可以看出继承了Iterable接口.那么

  /*** Returns an iterator over elements of type {@code T}.** @return an Iterator.*/Iterator<T> iterator();

方法

public interface ResultScanner
extends java.io.Closeable, Iterable<org.apache.hadoop.hbase.client.Result>

继承了Iterable接口,说明可以迭代,而且迭代出来的结果是Result对象,那么Result的构造又是如何呢?

Result类

Get或Scan查询的单行结果。
此类不是线程安全的。
便捷方法可以直接返回各种Map结构和值。
要获取Result中所有单元的完整映射，其中可以包括多个族和多个版本，请使用getMap（）。
要获取每个族到其列（限定符和值）的映射（仅包括每个族的最新版本），请使用getNoVersionMap（）。要获取单个家庭的限定词到最新值的映射，请使用getFamilyMap（byte []）。
要获取特定族和限定符的最新值，请使用getValue（byte []，byte []）。结果由一个Cell对象数组支持，每个Cell对象代表由行，族，限定符，时间戳和值定义的HBase单元。
可以通过方法listCells（）访问基础Cell对象。这将从内部单元[]创建一个列表。更好的是利用一个事实，即新的Result实例是引发的CellScanner。就像调用任何CellScanner一样，只需调用advance（）和current（）即可遍历Cells。如果您需要再次迭代相同的结果，请调用cellScanner（）进行重置（CellScanners是一次性的）。如果您需要用另一个Result实例覆盖一个Result（如在旧的“ mapred” RecordReader下一次调用中一样），请使用null构造函数创建一个空Result，然后使用copyFrom（Result）

属性

private Cell[] cells;private Boolean exists; // if the query was just to check existence.private boolean stale = false;/*** Partial results do not contain the full row's worth of cells. The result had to be returned in* parts because the size of the cells in the row exceeded the RPC result size on the server.* Partial results must be combined client side with results representing the remainder of the* row's cells to form the complete result. Partial results and RPC result size allow us to avoid* OOME on the server when servicing requests for large rows. The Scan configuration used to* control the result size on the server is {@link Scan#setMaxResultSize(long)} and the default* value can be seen here: {@link HConstants#DEFAULT_HBASE_CLIENT_SCANNER_MAX_RESULT_SIZE}*/private boolean partial = false;// We're not using java serialization.  Transient here is just a marker to say// that this is where we cache row if we're ever asked for it.private transient byte [] row = null;// Ditto for familyMap.  It can be composed on fly from passed in kvs.private transient NavigableMap<byte[], NavigableMap<byte[], NavigableMap<Long, byte[]>>> familyMap = null;private static ThreadLocal<byte[]> localBuffer = new ThreadLocal<byte[]>();private static final int PAD_WIDTH = 128;public static final Result EMPTY_RESULT = new Result(true);private final static int INITIAL_CELLSCANNER_INDEX = -1;/*** Index for where we are when Result is acting as a {@link CellScanner}.*/private int cellScannerIndex = INITIAL_CELLSCANNER_INDEX;private ClientProtos.RegionLoadStats stats;private final boolean readonly;

实现了CellScannable接口

Result的cellScanner方法返回CellScanner对象.那么CellScanner对象是怎样的呢?
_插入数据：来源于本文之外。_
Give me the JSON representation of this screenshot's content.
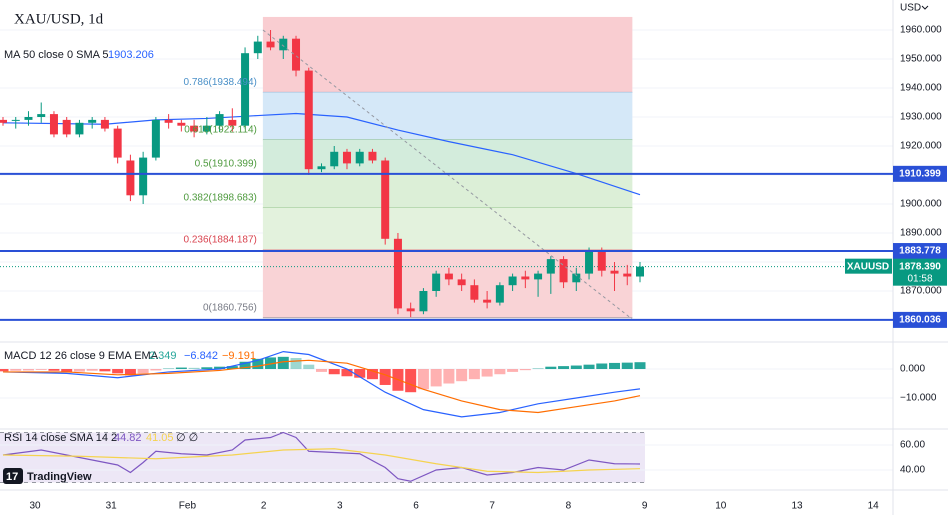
{
  "chart_data": [
    {
      "type": "candlestick",
      "title": "XAU/USD, 1d",
      "unit": "USD",
      "x_labels": [
        "30",
        "31",
        "Feb",
        "2",
        "3",
        "6",
        "7",
        "8",
        "9",
        "10",
        "13",
        "14"
      ],
      "up_color": "#089981",
      "down_color": "#f23645",
      "open": [
        1929,
        1929,
        1929,
        1930,
        1931,
        1929,
        1924,
        1928,
        1929,
        1926,
        1915,
        1903,
        1916,
        1929,
        1928,
        1927,
        1925,
        1927,
        1929,
        1927,
        1952,
        1956,
        1953,
        1957,
        1946,
        1912,
        1913,
        1918,
        1914,
        1918,
        1915,
        1888,
        1864,
        1863,
        1870,
        1876,
        1874,
        1872,
        1867,
        1866,
        1872,
        1875,
        1874,
        1876,
        1881,
        1873,
        1876,
        1884,
        1877,
        1876,
        1875
      ],
      "high": [
        1930,
        1930,
        1932,
        1935,
        1932,
        1930,
        1929,
        1930,
        1930,
        1927,
        1917,
        1918,
        1930,
        1931,
        1929,
        1929,
        1930,
        1932,
        1933,
        1954,
        1958,
        1960,
        1958,
        1958,
        1947,
        1914,
        1920,
        1919,
        1919,
        1919,
        1916,
        1890,
        1866,
        1871,
        1877,
        1878,
        1876,
        1874,
        1870,
        1873,
        1876,
        1877,
        1877,
        1882,
        1882,
        1878,
        1885,
        1885,
        1880,
        1879,
        1880
      ],
      "low": [
        1927,
        1926,
        1927,
        1928,
        1923,
        1923,
        1923,
        1926,
        1925,
        1914,
        1901,
        1900,
        1915,
        1926,
        1925,
        1923,
        1924,
        1925,
        1925,
        1926,
        1950,
        1953,
        1950,
        1944,
        1910,
        1911,
        1912,
        1912,
        1913,
        1914,
        1886,
        1862,
        1861,
        1862,
        1868,
        1872,
        1870,
        1866,
        1864,
        1865,
        1870,
        1871,
        1868,
        1869,
        1871,
        1870,
        1874,
        1875,
        1870,
        1872,
        1873
      ],
      "close": [
        1928,
        1929,
        1930,
        1931,
        1924,
        1924,
        1928,
        1929,
        1926,
        1916,
        1903,
        1916,
        1929,
        1928,
        1927,
        1925,
        1927,
        1931,
        1927,
        1952,
        1956,
        1954,
        1957,
        1946,
        1912,
        1913,
        1918,
        1914,
        1918,
        1915,
        1888,
        1864,
        1863,
        1870,
        1876,
        1874,
        1872,
        1867,
        1866,
        1872,
        1875,
        1874,
        1876,
        1881,
        1873,
        1876,
        1884,
        1877,
        1876,
        1875,
        1878.39
      ],
      "ma": {
        "name": "MA 50 close 0 SMA 5",
        "color": "#2962ff",
        "x": [
          0,
          8,
          12,
          16,
          20,
          23,
          27,
          31,
          35,
          40,
          45,
          50
        ],
        "values": [
          1928,
          1927.5,
          1929,
          1929.5,
          1930.5,
          1931.2,
          1930,
          1925.5,
          1921.5,
          1917,
          1910.5,
          1903.206
        ]
      },
      "fib": {
        "top": 1964.5,
        "x_start": 20.4,
        "x_end": 49.4,
        "levels": [
          {
            "label": "0.786(1938.494)",
            "price": 1938.494,
            "color": "#4a90c8",
            "fill": "#f9cdd1"
          },
          {
            "label": "0.618(1922.114)",
            "price": 1922.114,
            "color": "#4e9a3e",
            "fill": "#d5e8f8"
          },
          {
            "label": "0.5(1910.399)",
            "price": 1910.399,
            "color": "#4e9a3e",
            "fill": "#d3ecdc"
          },
          {
            "label": "0.382(1898.683)",
            "price": 1898.683,
            "color": "#4e9a3e",
            "fill": "#dcefd7"
          },
          {
            "label": "0.236(1884.187)",
            "price": 1884.187,
            "color": "#d9434f",
            "fill": "#e3f2dd"
          },
          {
            "label": "0(1860.756)",
            "price": 1860.756,
            "color": "#787b86",
            "fill": "#f9d3d6"
          }
        ]
      },
      "hlines": [
        1910.399,
        1883.778,
        1860.036
      ],
      "hline_color": "#2a50d6",
      "last_price": {
        "symbol": "XAUUSD",
        "value": 1878.39,
        "label": "1878.390",
        "countdown": "01:58"
      },
      "ylim": [
        1852.76,
        1970.34
      ],
      "yticks": [
        {
          "value": 1870,
          "label": "1870.000"
        },
        {
          "value": 1880,
          "label": "1880.000"
        },
        {
          "value": 1890,
          "label": "1890.000"
        },
        {
          "value": 1900,
          "label": "1900.000"
        },
        {
          "value": 1910,
          "label": "1910.000"
        },
        {
          "value": 1920,
          "label": "1920.000"
        },
        {
          "value": 1930,
          "label": "1930.000"
        },
        {
          "value": 1940,
          "label": "1940.000"
        },
        {
          "value": 1950,
          "label": "1950.000"
        },
        {
          "value": 1960,
          "label": "1960.000"
        }
      ]
    },
    {
      "type": "macd",
      "title": "MACD 12 26 close 9 EMA EMA",
      "histogram": {
        "pos_color": "#26a69a",
        "neg_color": "#ff5252",
        "values": [
          -0.8,
          -0.6,
          -0.5,
          -0.3,
          -0.6,
          -1.0,
          -0.9,
          -0.6,
          -0.8,
          -1.5,
          -2.2,
          -1.5,
          -0.5,
          0.3,
          0.5,
          0.4,
          0.6,
          0.8,
          1.0,
          2.5,
          3.5,
          4.0,
          4.2,
          3.8,
          1.5,
          -1.0,
          -1.8,
          -2.5,
          -3.0,
          -3.5,
          -5.5,
          -7.5,
          -8.0,
          -7.0,
          -6.0,
          -5.0,
          -4.2,
          -3.5,
          -2.6,
          -1.8,
          -1.0,
          -0.4,
          0.3,
          0.8,
          1.0,
          1.2,
          1.5,
          1.9,
          2.1,
          2.2,
          2.349
        ]
      },
      "series": [
        {
          "name": "MACD",
          "color": "#2962ff",
          "x": [
            0,
            5,
            9,
            13,
            17,
            20,
            22,
            24,
            27,
            30,
            33,
            36,
            39,
            42,
            45,
            48,
            50
          ],
          "values": [
            -1,
            -1.5,
            -3,
            -1,
            0,
            3,
            6,
            5,
            0,
            -8,
            -14,
            -16.5,
            -15,
            -12,
            -10,
            -8,
            -6.842
          ],
          "value_labels": [
            null,
            null,
            null,
            null,
            null,
            null,
            null,
            null,
            null,
            null,
            null,
            null,
            null,
            null,
            null,
            null,
            "−6.842"
          ]
        },
        {
          "name": "Signal",
          "color": "#ff6d00",
          "x": [
            0,
            5,
            9,
            13,
            17,
            20,
            22,
            24,
            27,
            30,
            33,
            36,
            39,
            42,
            45,
            48,
            50
          ],
          "values": [
            -1,
            -1,
            -2,
            -1.5,
            -0.5,
            1,
            2.5,
            3,
            2,
            -2,
            -7,
            -11,
            -14,
            -15,
            -13,
            -11,
            -9.191
          ],
          "value_labels": [
            null,
            null,
            null,
            null,
            null,
            null,
            null,
            null,
            null,
            null,
            null,
            null,
            null,
            null,
            null,
            null,
            "−9.191"
          ]
        }
      ],
      "ylim": [
        -20.34,
        8.97
      ],
      "yticks": [
        {
          "value": 0,
          "label": "0.000"
        },
        {
          "value": -10,
          "label": "−10.000"
        }
      ]
    },
    {
      "type": "rsi",
      "title": "RSI 14 close SMA 14 2",
      "extra": "∅ ∅",
      "band": [
        30,
        70
      ],
      "band_color": "#ede7f6",
      "series": [
        {
          "name": "RSI",
          "color": "#7e57c2",
          "x": [
            0,
            3,
            6,
            9,
            10,
            11,
            12,
            14,
            16,
            18,
            19,
            21,
            22,
            23,
            24,
            26,
            28,
            30,
            31,
            32,
            34,
            36,
            38,
            40,
            42,
            44,
            46,
            48,
            50
          ],
          "values": [
            52,
            56,
            50,
            44,
            38,
            46,
            55,
            53,
            52,
            56,
            64,
            66,
            70,
            66,
            55,
            54,
            53,
            42,
            33,
            31,
            40,
            42,
            36,
            38,
            42,
            40,
            48,
            45,
            44.82
          ]
        },
        {
          "name": "RSI-based MA",
          "color": "#f5d34f",
          "x": [
            0,
            6,
            12,
            18,
            22,
            26,
            30,
            34,
            38,
            42,
            46,
            50
          ],
          "values": [
            52,
            51,
            49,
            52,
            56,
            57,
            52,
            45,
            39,
            38,
            40,
            41.05
          ]
        }
      ],
      "ylim": [
        24,
        72
      ],
      "yticks": [
        {
          "value": 60,
          "label": "60.00"
        },
        {
          "value": 40,
          "label": "40.00"
        }
      ]
    }
  ],
  "branding": "TradingView"
}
@Overridepublic CellScanner cellScanner() {// Resetthis.cellScannerIndex = INITIAL_CELLSCANNER_INDEX;return this;}

private static final int INITIAL_CELLSCANNER_INDEX = -1
这个常量是-1.

CellScanner类

用于遍历一系列单元格的接口。与Java的Iterator相似，但没有hasNext（）或remove（）方法。 hasNext（）方法存在问题，因为它可能需要实际加载下一个对象，而这又需要将前一个对象存储在某个地方。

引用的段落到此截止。